Tuesday, June 12, 2007


Easter Island Rainbow
Originally uploaded by goudance03
Nainoa Thompson:
How do we tell direction? We use the best clues that we have. We use the sun when it is low down on the horizon. Mau has names for how wide the sun appears, and for the different colors of the sun path on the water. When the sun is low, the path is tight; when the sun is high, it gets wider and wider. When the sun gets too high, you cannot tell where it has risen. You have to use other clues.

Sunrise is the most important part of the day. At sunrise you start to look at the shape of the ocean -- the character of the sea. You memorize where the wind is coming from. The wind generates the waves. You analyze the character of the waves. When the sun gets too high, you steer by the waves. And then at sunset we repeat the pattern. The sun goes down; you look at the shape of the waves. Did the wind change? Did the swell pattern change? At night we use the stars. We use about 220 by name -- where they come up, where they go down.

When it gets cloudy and you can't use the sun or the stars, all you can do is rely on the ocean waves. That's why Mau said to me, "If you can read the ocean you will never be lost." One of the problems is that when the sky gets black at night under heavy clouds, you cannot see the waves. You cannot even see the bow of the canoe. And that is where people like Mau are so skilled. He can be inside the hull of the canoe and just feel the different wave patterns as they come to the canoe, and he can tell the canoe's direction lying down inside the hull of the canoe.

Mau, who is about 20 years older than me -- my eyes are physically much more powerful than his -- he gets up on the rail of the canoe and says: "The island is right there." And we all stood up and we climbed the mast and everything and we just couldn't see it. Vision is not so much about what you do -- but how you do it. It's experience. Mau had seen in the beak of the bird a little fish. He knew that the birds were nesting, and they were taking food back before they fed themselves.

The more the weather gets up, the more the navigator needs to be awake, the less he can leave the crew on their own. We estimate that our navigators stay up between 21 and 22 hours a day. We sleep in a series of catnaps. Mau says the mind doesn't need much rest. But the physical body does. …When you are tired, you close your eyes. He always said that for him maybe his eyes were closed but inside here, inside your heart, you are always awake.

I just dreaded the doldrums, because I had no confidence that I could get through it. …I limited myself to thinking that I could only really accurately navigate with visual celestial clues. And getting into the doldrums, where there's 100 percent cloud cover all of a sudden … I would be blind. And that's what happened.

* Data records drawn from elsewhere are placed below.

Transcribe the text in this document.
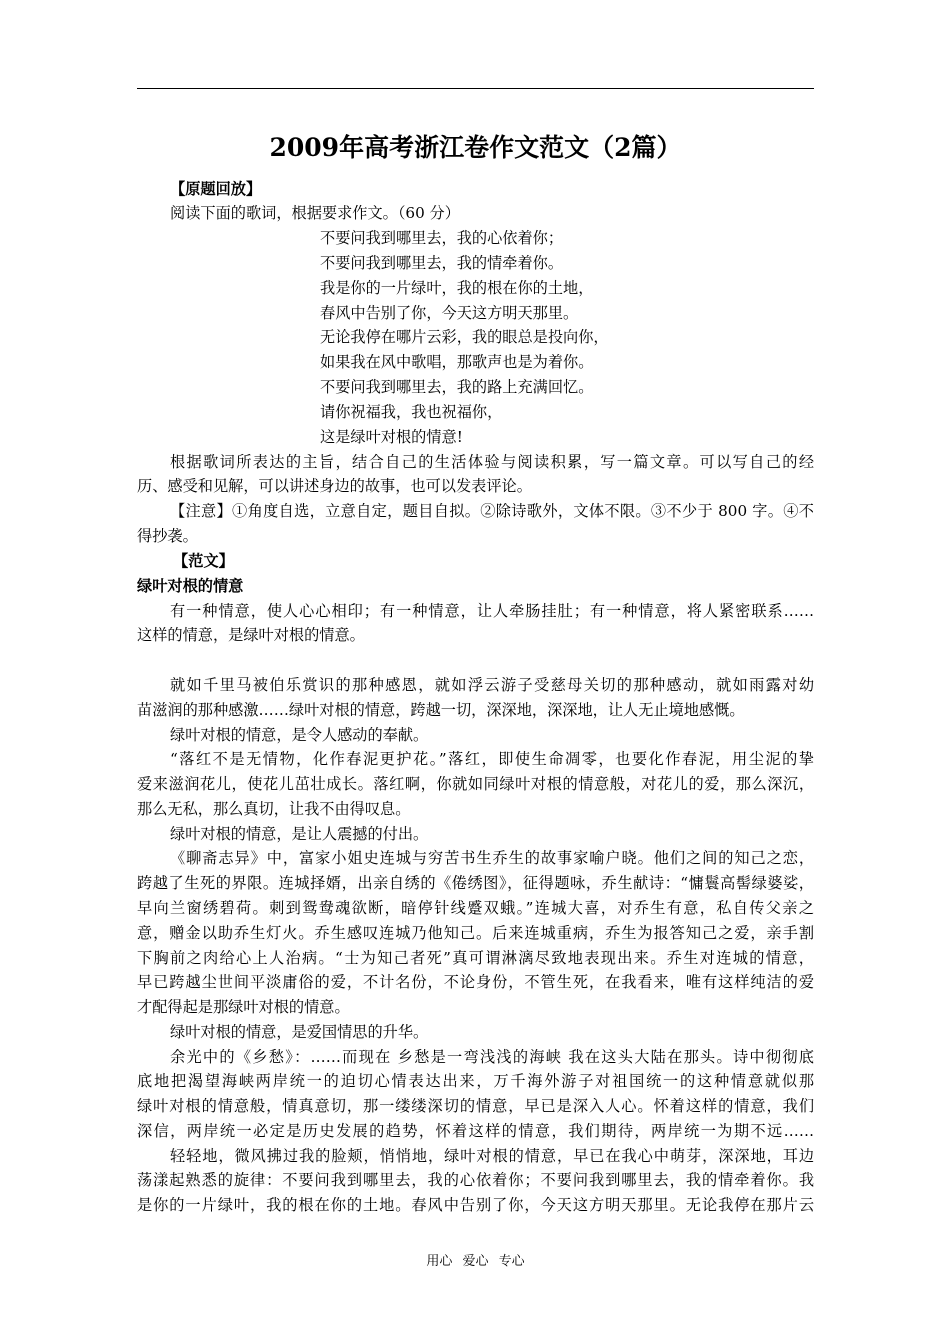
2009年高考浙江卷作文范文（2篇）
【原题回放】
阅读下面的歌词，根据要求作文。（60 分）
不要问我到哪里去，我的心依着你；
不要问我到哪里去，我的情牵着你。
我是你的一片绿叶，我的根在你的土地，
春风中告别了你，今天这方明天那里。
无论我停在哪片云彩，我的眼总是投向你，
如果我在风中歌唱，那歌声也是为着你。
不要问我到哪里去，我的路上充满回忆。
请你祝福我，我也祝福你，
这是绿叶对根的情意!
根据歌词所表达的主旨，结合自己的生活体验与阅读积累，写一篇文章。可以写自己的经
历、感受和见解，可以讲述身边的故事，也可以发表评论。
【注意】①角度自选，立意自定，题目自拟。②除诗歌外，文体不限。③不少于 800 字。④不
得抄袭。
【范文】
绿叶对根的情意
有一种情意，使人心心相印；有一种情意，让人牵肠挂肚；有一种情意，将人紧密联系……
这样的情意，是绿叶对根的情意。
就如千里马被伯乐赏识的那种感恩，就如浮云游子受慈母关切的那种感动，就如雨露对幼
苗滋润的那种感激……绿叶对根的情意，跨越一切，深深地，深深地，让人无止境地感慨。
绿叶对根的情意，是令人感动的奉献。
“落红不是无情物，化作春泥更护花。”落红，即使生命凋零，也要化作春泥，用尘泥的挚
爱来滋润花儿，使花儿茁壮成长。落红啊，你就如同绿叶对根的情意般，对花儿的爱，那么深沉，
那么无私，那么真切，让我不由得叹息。
绿叶对根的情意，是让人震撼的付出。
《聊斋志异》中，富家小姐史连城与穷苦书生乔生的故事家喻户晓。他们之间的知己之恋，
跨越了生死的界限。连城择婿，出亲自绣的《倦绣图》，征得题咏，乔生献诗：“慵鬟高髻绿婆娑，
早向兰窗绣碧荷。刺到鸳鸯魂欲断，暗停针线蹙双蛾。”连城大喜，对乔生有意，私自传父亲之
意，赠金以助乔生灯火。乔生感叹连城乃他知己。后来连城重病，乔生为报答知己之爱，亲手割
下胸前之肉给心上人治病。“士为知己者死”真可谓淋漓尽致地表现出来。乔生对连城的情意，
早已跨越尘世间平淡庸俗的爱，不计名份，不论身份，不管生死，在我看来，唯有这样纯洁的爱
才配得起是那绿叶对根的情意。
绿叶对根的情意，是爱国情思的升华。
余光中的《乡愁》：……而现在 乡愁是一弯浅浅的海峡 我在这头大陆在那头。诗中彻彻底
底地把渴望海峡两岸统一的迫切心情表达出来，万千海外游子对祖国统一的这种情意就似那
绿叶对根的情意般，情真意切，那一缕缕深切的情意，早已是深入人心。怀着这样的情意，我们
深信，两岸统一必定是历史发展的趋势，怀着这样的情意，我们期待，两岸统一为期不远……
轻轻地，微风拂过我的脸颊，悄悄地，绿叶对根的情意，早已在我心中萌芽，深深地，耳边
荡漾起熟悉的旋律：不要问我到哪里去，我的心依着你；不要问我到哪里去，我的情牵着你。我
是你的一片绿叶，我的根在你的土地。春风中告别了你，今天这方明天那里。无论我停在那片云
用心 爱心 专心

We got in the doldrums, and it was just a mess. It was 100 percent cloud cover, the wind was switching around, it was about 25 knots, and we're going fast, and that's the worst thing you want to do -- go anywhere and not know where you're going. And I was just fighting it to search in this kind of black. It was nighttime, and it was black -- the sky, everything was black -- and I couldn't find anything with my eyes. It was like I just got so exhausted that I just backed up against the rail and - and it was almost as if …there was something that allowed me to understand where the direction was, without seeing it… I just gave up fighting to try to find something with my eyes, I just settled down, and then all of a sudden, it was like this warmth came over me. It was just solid rain… you couldn't see the moon, it was so black. And then I directed the canoe with all this total confidence at a time when I had already convinced myself prior to the voyage that I would have no confidence in knowing where to go. And I turned the canoe to this particular direction, got things lined up, felt very, very comfortable in this cold, wet, rough environment, and then there was a break in the clouds and the moon was there…

And those are the things that I chase now. It's not like I can do that any old time…Internally I have to be at a certain state to be able to get into this kind of special realm. And so those experiences, I just can't conjure them up consciously. But they do come, and they're coming more and more often now. And it has a lot to do with this kind of internal relaxation.